Nel campo della “bonifica integrale” italiana, fu uno dei massimi sostenitori e rappresentò l’ala dei favorevoli ad un’applicazione coatta delle prescrizioni di legge, suscitando opposizioni e resistenze nei grandi proprietari terrieri: egli credeva, fermamente, nello sviluppo purché non fosse legato a revanscismi e non fosse prono alla volontà dei ricchi e dei potenti.
Anche se occupato in grandi cose, Alberto De Stefani non dimenticò mai la sua Verona: intervenne a favore degli zuccherifici della Bassa, realizzò l’Osservatorio di economia e politica agraria (a capo del quale volle il giovane Carlo Vanzetti: v. in questo Sito), fu tra i fondatori della Banca Mutua Popolare di Verona che incorporò, grazie a lui, la Banca cattolica (1935).
Nel 1943, fu condannato a morte dalla Repubblica Sociale di Salò (nel famoso processo di Verona), ma riuscì a fuggire; nel dopoguerra fu riprocessato come fascista, ma fu completamente riabilitato e riprese l’insegnamento universitario fino alla quiescenza. Collaborò, sempre, quale notista politico-economico, ai maggiori giornali.

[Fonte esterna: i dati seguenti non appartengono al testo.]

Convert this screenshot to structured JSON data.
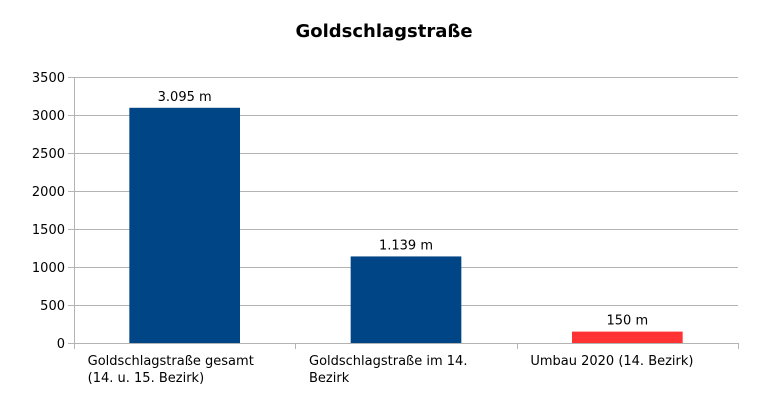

Della stima goduta sono indici significativi le sue nomine a socio delle Accademie più prestigiose: Accademia d’Italia (1924), Società italiana dei XL (1919), Accademia dei Georgofili (1924), Istituto veneto di scienze lettere ed arti (1919), Accademia di agricoltura, scienze e lettere di Verona (1924) e dell’omonima di Padova (1924). Era stato, anche, Accademico dei Lincei. Il fondo De Stefani, estremamente numeroso, si trova a Roma: la Banca d’Italia, presso cui è depositato, ha pubblicato quanto in esso contenuto (Banca d’Italia – Servizio Segretariato, Archivio Alberto De Stefani, 1983). Quello relativo ai rapporti con la Cina è in fase di catalogazione.
Alberto De Stefani si spense a Roma il 15 gennaio 1969. Verona lo ha completamente rimosso.

Bibliografia: molto consistente è la bibliografia sulla sua opera e sulle sue idee economiche; per cui ci limitiamo a riportare alcuni saggi importanti dove essa appare: Gianni Toniolo, L’economia dell’Italia fascista, Bari, Laterza, 1980; Franco Marcoaldi, Vent’anni di economia e politica. Le Carte De’ Stefani (1922-1941), Milano, Angeli, 1986; Franco Marcoaldi, De Stefani, Alberto, in Dizionario Biografico degli Italiani, v. 39, Roma, Ist. Enc. It., 1999, pp. 429-436; Sergio Noto, De Stefani Alberto, in Dizionario biografico dei Veronesi (secolo XX), a cura di G. F. Viviani, Verona 2006, pp. 300-302; Guido Samarani, Alberto De’ Stefani, Verona, la Cina, “Bollettino della Società Letteraria di Verona”, 2018, pp. 77-84.